07/11/2008
Ano 12 - Número 606


 

ENÉAS ATHANÁZIO
ARQUIVO

 

Enéas Athanázio




ELE QUERIA SER CIENTISTA


 

Com a publicação de “A Sétima Caverna” (Hemisfério Sul – Blumenau – 2008), Harry Wiese faz sua estréia no gênero romanesco. Autor de livros de poesia, contos e história, não é um iniciante e já testou suas habilidades em outros gêneros. Neste alentado volume ele revela fôlego para o romance, gênero em que não são muitos os que se aventuram com sucesso.

Trata-se de uma narrativa de fundo autobiográfico e memorialista, na linha documental a que se filiam tantos romancistas nacionais, relatando a saga do menino Henry Waldmann que, desde os sete anos de idade, queria ser cientista, embora a leitura do romance me sugira que suas tendências se inclinavam mais para a filosofia, tantas e tão variadas são as elucubrações filosóficas que vai pingando no correr do texto, às vezes surpreendentes num menino de tão tenros anos, e que também revelam um certo conformismo diante dos embates da vida naquela fase em que os garotos em geral reagem de formas mais enérgicas. Henry não se rebela, não extravasa ira, não reclama. Mas como o conformismo é uma postura filosófica, ele reforça a minha impressão. Também não chora nunca porque, segundo ele, um cientista não deve chorar. No final, porém, Henry, alter-ego do autor na infância, não se torna cientista e nem filósofo mas escritor, optando pela mais visível das três atividades, todas aliás pouco valorizadas entre nós.

Ambientado no Alto Vale do Itajaí, o romance retrata com minúcias a vida de um casal de colonos de origem germânica e seus dois filhos na luta árdua pela sobrevivência. Residem numa casa modesta, construída de madeira, com as paredes de tábuas largas e com as janelas voltadas para a densa e misteriosa Mata dos Bugres, na encosta de Serra Mirador, e que tanto instigava o desejo de aventuras e o gosto pelas pesquisas do menino que queria ser cientista. Ainda inexplorada, a mata guardava segredos nunca revelados e nela viviam pássaros e animais variados, inclusive onças que às vezes atacavam as criações na calada da noite e tinham que ser espantadas a tiros de espingarda. Bugres, porém, parece que não existiam mais, quase exterminados pelos bugreiros implacáveis, exceto os que se encontravam aldeados por obra de Dom Eduardo, fato a que o texto faz várias referências.
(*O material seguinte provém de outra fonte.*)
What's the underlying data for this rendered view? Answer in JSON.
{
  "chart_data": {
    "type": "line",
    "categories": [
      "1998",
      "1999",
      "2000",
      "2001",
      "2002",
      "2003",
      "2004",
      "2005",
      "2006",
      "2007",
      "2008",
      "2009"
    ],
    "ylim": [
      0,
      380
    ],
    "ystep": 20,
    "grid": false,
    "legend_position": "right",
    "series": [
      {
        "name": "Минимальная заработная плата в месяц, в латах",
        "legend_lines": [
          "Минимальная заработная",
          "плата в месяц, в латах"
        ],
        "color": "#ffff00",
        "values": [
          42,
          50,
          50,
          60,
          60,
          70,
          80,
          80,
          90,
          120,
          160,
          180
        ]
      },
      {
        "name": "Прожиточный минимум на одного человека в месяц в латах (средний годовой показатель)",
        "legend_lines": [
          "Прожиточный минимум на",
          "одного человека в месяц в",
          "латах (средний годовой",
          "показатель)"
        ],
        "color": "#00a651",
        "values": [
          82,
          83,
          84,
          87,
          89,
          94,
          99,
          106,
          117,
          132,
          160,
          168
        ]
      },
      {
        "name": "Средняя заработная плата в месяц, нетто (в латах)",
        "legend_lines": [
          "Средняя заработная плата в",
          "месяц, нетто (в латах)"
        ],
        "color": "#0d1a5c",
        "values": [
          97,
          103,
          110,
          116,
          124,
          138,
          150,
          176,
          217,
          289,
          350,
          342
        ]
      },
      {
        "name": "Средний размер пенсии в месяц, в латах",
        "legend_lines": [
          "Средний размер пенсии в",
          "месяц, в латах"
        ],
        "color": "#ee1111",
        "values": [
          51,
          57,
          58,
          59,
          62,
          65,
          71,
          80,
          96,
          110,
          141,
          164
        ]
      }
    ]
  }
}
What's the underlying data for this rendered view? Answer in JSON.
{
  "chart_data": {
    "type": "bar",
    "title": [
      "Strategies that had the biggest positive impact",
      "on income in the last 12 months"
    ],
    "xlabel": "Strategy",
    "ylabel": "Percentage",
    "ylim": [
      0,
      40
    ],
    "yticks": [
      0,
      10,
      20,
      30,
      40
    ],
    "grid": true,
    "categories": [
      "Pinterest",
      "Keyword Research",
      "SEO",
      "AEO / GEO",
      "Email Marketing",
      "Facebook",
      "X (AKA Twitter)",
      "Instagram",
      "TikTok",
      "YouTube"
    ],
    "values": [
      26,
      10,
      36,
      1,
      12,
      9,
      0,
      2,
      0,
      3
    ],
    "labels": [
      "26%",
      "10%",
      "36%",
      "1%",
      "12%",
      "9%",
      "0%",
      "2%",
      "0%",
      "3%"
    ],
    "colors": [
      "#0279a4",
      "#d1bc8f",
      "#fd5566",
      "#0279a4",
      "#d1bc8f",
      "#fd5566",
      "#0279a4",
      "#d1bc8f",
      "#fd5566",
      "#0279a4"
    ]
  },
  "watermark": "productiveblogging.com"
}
Mas a floresta ainda estava inceira, pouco visitada e explorada, exibindo-se em toda sua impressionante grandeza verdejante.

Seis cavernas conhecidas existiam até metade da Serra, maiores e menores, que “num passado não muito distante, serviam de abrigo aos indígenas que viviam nas matas da região” (p. 17). Cavernas não interligadas entre si, secas, nas quais não existiam estalactites ou estalagmites. Mas a Mata dos Bugres guardava outros segredos, inclusive outra caverna – a sétima – que o menino sonhava desvendar, ainda que correndo riscos. Com esse propósito, aproveitando a ausência dos pais, faz secretas incursões pela mata, sempre acompanhado pelo inseparável cão Fidélis, um animal que tinha posturas e gestos quase humanos, carregando sua maleta de cientista onde guardava os achados que lhe parecessem interessantes. E assim, num momento de sorte, acaba por descobrir a sonhada sétima caverna e desvendar o mistério que a envolvia e que seria indiscreção de minha parte revelar. Temeroso da ação de predadores, inclusive humanos, tratou de esconder seu precioso achado sob caprichada camuflagem. Numa atitude também surpreendente, guarda a sete chaves, para si próprio, o segredo da caverna e seu mistério. Quando ao cachorro de estimação, seu trágico final é um momento tocante do livro.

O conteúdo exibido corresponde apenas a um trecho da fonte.